Custody cases typically involve the biological parents, but millions of children today are being raised by adoptive parents, which include grandparents, relatives and family friends. These third party parents deserve recognition, especially when you consider what they go through in order to be awarded custody. For one thing, it can take months, perhaps years, for a judge to make a final decision on an adoptive parent custody dispute. Another issue is the overwhelming presumption of a biological parent's rights, which the adoptive parent would need to overcome with physical evidence, compelling circumstances, and perhaps even expert testimony.
Overcoming the legal principle that “the fit parent is presumed to be entitled to custody” requires proving that the biological parent is either unfit, has abandoned the child, or has committed gross misconduct towards the child. Satisfying the standard for such “exceptional circumstances” is a two-step process in which the third party parent must show that he or she has become the child's “psychological parent”. A psychological parents is someone who has assumed the role of the parent by fulfilling the child's needs and making the decisions that are in the child's best interests. In addition, it must be shown that the biological parent's character, conduct or abandonment is serious enough to justify awarding custody to a third party individual.

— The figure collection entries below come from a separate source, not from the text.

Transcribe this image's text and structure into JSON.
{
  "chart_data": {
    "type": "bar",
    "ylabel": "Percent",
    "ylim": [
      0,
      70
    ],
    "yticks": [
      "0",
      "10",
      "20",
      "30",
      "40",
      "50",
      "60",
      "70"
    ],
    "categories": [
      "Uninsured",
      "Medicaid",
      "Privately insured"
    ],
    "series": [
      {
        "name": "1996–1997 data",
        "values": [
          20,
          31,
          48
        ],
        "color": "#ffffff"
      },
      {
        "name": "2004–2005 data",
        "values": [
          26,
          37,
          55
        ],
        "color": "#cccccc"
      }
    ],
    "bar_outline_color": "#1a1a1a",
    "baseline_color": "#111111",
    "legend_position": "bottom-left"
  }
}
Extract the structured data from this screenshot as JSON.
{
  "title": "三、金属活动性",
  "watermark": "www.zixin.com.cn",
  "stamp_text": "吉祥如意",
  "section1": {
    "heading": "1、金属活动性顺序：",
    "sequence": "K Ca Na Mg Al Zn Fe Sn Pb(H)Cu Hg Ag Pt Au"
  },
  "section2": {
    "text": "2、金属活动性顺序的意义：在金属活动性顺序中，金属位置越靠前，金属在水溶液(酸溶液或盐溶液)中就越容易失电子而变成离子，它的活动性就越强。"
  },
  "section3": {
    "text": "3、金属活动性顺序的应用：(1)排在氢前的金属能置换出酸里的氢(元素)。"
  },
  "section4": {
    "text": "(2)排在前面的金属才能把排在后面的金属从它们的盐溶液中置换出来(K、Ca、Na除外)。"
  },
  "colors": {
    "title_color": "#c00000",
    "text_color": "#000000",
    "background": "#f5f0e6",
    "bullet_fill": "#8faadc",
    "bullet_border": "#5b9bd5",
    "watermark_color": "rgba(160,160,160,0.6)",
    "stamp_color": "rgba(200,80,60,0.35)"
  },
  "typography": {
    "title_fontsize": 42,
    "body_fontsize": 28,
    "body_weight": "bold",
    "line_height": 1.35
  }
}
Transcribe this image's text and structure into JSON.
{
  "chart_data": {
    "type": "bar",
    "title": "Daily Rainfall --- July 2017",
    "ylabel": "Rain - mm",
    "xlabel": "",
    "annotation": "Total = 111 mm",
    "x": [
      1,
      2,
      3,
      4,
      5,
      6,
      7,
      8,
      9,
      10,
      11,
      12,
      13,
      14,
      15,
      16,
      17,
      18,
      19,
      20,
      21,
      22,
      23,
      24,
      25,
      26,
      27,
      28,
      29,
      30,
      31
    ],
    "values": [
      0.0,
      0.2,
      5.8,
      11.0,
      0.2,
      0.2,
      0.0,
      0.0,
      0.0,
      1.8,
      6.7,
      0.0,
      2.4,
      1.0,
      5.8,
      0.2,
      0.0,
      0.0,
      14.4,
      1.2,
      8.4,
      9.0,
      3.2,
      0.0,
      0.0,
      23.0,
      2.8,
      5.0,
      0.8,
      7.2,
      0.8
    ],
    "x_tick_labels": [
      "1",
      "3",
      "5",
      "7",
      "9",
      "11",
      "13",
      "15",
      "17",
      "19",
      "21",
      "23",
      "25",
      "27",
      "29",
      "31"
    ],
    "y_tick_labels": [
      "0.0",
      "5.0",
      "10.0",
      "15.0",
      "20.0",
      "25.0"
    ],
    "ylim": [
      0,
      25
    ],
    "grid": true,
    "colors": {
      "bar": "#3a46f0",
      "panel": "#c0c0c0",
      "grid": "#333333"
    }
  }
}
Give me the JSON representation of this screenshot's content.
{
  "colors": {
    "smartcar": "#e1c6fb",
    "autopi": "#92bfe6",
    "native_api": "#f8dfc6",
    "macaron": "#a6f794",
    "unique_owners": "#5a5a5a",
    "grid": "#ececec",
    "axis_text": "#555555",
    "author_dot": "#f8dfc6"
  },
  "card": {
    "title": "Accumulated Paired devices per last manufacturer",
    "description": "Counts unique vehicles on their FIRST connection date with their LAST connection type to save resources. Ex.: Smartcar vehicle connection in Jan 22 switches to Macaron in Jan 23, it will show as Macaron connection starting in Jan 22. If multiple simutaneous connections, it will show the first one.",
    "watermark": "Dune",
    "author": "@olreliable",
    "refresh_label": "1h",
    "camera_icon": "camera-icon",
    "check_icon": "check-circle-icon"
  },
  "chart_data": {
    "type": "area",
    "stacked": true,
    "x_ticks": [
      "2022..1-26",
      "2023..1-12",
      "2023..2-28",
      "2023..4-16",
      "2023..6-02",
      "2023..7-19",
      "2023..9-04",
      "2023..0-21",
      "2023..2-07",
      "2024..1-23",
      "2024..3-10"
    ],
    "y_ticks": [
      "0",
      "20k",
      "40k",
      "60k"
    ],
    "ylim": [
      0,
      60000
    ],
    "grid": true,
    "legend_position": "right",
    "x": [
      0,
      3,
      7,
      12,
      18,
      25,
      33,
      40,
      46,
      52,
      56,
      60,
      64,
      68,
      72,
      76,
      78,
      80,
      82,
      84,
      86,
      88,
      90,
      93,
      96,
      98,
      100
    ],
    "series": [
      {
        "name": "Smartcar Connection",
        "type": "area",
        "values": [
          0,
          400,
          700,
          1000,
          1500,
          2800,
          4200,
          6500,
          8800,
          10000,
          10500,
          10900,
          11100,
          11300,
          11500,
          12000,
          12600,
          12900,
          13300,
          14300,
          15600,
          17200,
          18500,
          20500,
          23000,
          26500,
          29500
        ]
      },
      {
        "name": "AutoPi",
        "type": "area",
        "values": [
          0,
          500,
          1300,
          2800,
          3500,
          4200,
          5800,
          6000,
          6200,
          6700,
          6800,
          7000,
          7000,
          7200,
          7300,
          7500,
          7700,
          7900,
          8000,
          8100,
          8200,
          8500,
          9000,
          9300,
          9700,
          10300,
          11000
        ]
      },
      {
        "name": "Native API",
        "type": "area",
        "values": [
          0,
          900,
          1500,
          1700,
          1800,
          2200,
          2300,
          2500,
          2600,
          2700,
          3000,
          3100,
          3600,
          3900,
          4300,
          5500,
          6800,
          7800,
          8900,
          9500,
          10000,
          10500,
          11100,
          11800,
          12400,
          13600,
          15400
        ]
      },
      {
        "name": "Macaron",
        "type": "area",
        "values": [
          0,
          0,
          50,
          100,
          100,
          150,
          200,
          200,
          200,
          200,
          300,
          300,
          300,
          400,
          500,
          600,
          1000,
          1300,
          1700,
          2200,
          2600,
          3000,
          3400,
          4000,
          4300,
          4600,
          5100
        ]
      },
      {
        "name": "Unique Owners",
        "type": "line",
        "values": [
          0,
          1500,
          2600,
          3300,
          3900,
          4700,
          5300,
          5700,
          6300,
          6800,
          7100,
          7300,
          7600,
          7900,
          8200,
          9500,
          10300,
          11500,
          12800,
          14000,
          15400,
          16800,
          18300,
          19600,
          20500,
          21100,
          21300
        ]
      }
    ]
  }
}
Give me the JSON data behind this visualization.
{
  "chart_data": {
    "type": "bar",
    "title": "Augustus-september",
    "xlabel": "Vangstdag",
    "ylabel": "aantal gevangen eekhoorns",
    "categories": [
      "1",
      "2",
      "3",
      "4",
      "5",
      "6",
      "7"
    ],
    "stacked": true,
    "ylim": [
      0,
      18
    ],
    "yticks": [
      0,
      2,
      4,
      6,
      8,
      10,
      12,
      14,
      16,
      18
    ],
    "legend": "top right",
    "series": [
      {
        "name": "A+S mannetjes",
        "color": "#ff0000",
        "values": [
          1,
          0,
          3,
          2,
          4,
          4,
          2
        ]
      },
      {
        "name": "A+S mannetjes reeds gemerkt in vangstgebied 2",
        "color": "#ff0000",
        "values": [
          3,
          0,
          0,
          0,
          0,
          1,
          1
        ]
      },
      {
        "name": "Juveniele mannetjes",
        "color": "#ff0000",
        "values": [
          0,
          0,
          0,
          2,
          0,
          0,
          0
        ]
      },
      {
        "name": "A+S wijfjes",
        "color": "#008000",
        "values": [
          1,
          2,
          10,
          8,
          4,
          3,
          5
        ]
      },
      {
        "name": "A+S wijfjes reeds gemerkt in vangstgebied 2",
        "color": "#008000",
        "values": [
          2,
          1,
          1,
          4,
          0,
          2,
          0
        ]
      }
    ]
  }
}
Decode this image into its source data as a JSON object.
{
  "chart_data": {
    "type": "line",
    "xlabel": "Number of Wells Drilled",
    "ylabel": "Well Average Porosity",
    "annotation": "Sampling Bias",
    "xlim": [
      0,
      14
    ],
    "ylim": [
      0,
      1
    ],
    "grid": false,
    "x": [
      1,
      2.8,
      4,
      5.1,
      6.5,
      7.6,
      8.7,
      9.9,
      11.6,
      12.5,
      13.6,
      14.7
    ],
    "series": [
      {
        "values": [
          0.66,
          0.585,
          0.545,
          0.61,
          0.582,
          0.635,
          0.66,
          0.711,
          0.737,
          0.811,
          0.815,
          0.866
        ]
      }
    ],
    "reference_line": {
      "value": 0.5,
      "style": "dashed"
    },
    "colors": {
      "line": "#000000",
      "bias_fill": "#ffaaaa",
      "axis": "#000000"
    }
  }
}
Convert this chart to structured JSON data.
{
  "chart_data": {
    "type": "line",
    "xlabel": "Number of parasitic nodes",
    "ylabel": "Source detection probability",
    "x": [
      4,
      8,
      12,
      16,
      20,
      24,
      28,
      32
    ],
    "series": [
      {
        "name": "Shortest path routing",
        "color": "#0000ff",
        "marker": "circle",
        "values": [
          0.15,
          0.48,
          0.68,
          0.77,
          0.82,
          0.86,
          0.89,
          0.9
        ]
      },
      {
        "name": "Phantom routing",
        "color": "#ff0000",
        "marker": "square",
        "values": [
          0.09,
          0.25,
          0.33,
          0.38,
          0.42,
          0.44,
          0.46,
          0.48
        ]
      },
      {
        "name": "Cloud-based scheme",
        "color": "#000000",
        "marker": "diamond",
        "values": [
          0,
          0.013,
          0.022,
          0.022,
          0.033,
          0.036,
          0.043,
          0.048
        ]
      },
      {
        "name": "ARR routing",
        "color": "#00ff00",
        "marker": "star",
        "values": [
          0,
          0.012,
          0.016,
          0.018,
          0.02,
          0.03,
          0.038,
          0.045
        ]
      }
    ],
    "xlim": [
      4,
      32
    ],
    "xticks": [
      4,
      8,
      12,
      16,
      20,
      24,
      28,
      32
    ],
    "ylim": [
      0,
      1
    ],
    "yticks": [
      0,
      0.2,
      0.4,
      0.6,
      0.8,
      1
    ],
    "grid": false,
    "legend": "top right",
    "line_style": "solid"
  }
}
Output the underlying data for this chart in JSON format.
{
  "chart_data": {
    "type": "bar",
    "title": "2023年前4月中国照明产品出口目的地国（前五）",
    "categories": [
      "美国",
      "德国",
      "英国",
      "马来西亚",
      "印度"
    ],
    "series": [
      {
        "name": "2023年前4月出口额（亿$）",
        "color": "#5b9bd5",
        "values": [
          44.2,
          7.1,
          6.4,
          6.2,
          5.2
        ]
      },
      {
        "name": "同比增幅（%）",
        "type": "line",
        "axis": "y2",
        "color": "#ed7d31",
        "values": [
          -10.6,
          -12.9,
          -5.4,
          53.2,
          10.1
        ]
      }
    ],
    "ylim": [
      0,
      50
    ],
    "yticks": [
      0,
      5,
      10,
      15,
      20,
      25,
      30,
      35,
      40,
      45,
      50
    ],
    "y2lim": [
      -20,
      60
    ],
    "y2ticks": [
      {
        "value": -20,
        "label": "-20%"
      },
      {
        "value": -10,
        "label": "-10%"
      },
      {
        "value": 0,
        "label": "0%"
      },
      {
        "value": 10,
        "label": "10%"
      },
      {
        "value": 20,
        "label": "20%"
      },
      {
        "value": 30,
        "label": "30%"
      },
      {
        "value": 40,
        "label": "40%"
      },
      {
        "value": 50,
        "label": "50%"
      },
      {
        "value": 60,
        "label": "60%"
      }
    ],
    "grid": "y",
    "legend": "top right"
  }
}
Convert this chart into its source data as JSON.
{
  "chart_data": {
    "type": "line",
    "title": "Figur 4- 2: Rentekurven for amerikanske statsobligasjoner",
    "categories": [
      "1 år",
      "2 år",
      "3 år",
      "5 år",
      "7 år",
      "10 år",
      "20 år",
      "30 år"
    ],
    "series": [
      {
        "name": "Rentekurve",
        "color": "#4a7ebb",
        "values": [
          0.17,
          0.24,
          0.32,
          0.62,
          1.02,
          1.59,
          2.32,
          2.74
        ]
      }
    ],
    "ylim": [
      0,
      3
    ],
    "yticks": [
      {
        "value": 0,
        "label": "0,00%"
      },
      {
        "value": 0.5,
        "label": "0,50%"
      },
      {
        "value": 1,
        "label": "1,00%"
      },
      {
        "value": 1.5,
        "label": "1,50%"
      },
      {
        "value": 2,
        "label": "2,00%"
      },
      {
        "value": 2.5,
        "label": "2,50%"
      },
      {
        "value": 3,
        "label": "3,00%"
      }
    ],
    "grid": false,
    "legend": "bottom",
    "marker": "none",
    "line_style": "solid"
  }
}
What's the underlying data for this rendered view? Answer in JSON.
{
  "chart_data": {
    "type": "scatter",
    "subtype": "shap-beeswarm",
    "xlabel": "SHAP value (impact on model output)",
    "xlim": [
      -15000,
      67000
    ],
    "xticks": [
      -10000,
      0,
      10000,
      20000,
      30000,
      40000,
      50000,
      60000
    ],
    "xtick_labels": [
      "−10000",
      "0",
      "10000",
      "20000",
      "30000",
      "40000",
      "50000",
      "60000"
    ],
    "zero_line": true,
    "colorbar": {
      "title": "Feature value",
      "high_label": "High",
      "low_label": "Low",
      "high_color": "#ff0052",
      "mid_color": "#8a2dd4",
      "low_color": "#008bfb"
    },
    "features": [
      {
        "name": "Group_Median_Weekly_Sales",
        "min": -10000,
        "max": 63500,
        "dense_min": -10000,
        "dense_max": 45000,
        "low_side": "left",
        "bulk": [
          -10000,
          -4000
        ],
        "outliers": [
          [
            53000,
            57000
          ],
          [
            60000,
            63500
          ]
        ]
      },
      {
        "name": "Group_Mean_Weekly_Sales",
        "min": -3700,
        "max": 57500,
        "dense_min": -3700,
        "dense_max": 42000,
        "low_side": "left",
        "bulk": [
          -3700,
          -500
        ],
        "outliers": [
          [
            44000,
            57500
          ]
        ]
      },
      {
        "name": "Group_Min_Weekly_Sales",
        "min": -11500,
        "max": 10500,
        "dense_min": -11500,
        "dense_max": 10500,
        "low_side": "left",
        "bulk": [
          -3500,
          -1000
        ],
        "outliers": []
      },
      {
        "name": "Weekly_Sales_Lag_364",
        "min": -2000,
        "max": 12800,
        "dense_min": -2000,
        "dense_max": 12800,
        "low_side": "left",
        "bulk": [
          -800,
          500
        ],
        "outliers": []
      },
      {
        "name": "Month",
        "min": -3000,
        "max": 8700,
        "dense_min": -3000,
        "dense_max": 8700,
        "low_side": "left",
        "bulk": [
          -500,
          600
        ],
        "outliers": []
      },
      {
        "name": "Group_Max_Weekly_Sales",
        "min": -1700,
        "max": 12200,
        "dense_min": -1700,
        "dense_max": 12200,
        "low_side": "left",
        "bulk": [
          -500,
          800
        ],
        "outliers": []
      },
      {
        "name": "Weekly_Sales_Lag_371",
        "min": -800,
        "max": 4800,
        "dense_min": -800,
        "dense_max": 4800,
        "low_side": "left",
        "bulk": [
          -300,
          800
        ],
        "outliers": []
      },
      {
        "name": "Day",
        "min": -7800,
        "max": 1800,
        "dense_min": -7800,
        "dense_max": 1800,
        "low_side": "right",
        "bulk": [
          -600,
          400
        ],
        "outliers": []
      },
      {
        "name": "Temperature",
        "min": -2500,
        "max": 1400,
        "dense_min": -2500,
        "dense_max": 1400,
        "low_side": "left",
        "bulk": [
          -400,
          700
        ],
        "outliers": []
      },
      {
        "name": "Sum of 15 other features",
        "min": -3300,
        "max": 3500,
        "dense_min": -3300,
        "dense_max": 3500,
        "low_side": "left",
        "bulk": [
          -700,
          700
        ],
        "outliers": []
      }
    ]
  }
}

Once the exceptional circumstance is proven, there are four factors that must be fulfilled in order to show a “parent-life” relationship between the child and the third party parent.
- The biological parent consented to, or fostered the establishment of a parent-like relationship between the child and the petitioner.
- The petitioner and the child live together in the same residence.
- The petitioner took on significant responsibilities towards the child's care, education and development, without expectation of financial compensation.
- The petitioner has established a dependent, parental bond with the child by caring for him or her for a sufficient length of time.
Once these two parts are satisfied, judges will apply the best interests standard in order to make the final decision. Because of the subjective nature of the “best interests standard”, you may think that this last portion is the most difficult part to prove. There are, however, some very complicated circumstances related to whether or not a parent has consented to, or encouraged a relationship between the child and the psychological parent. For example, it could be determined that a biological father gave tacit, or passive consent by not taking direct action towards a paternity and/or custody suit when he knew that his former partner was pregnant. If the child's grandparents had been taking care of the child for years, without any support from either biological parent, it could be determined that the father tacitly gave consent to the establishment of a parent-child relationship simply by not taking any action for several years. With such complications, it's no wonder that adoptive parent custody disputes are among the most complicated cases for family court judges to decide.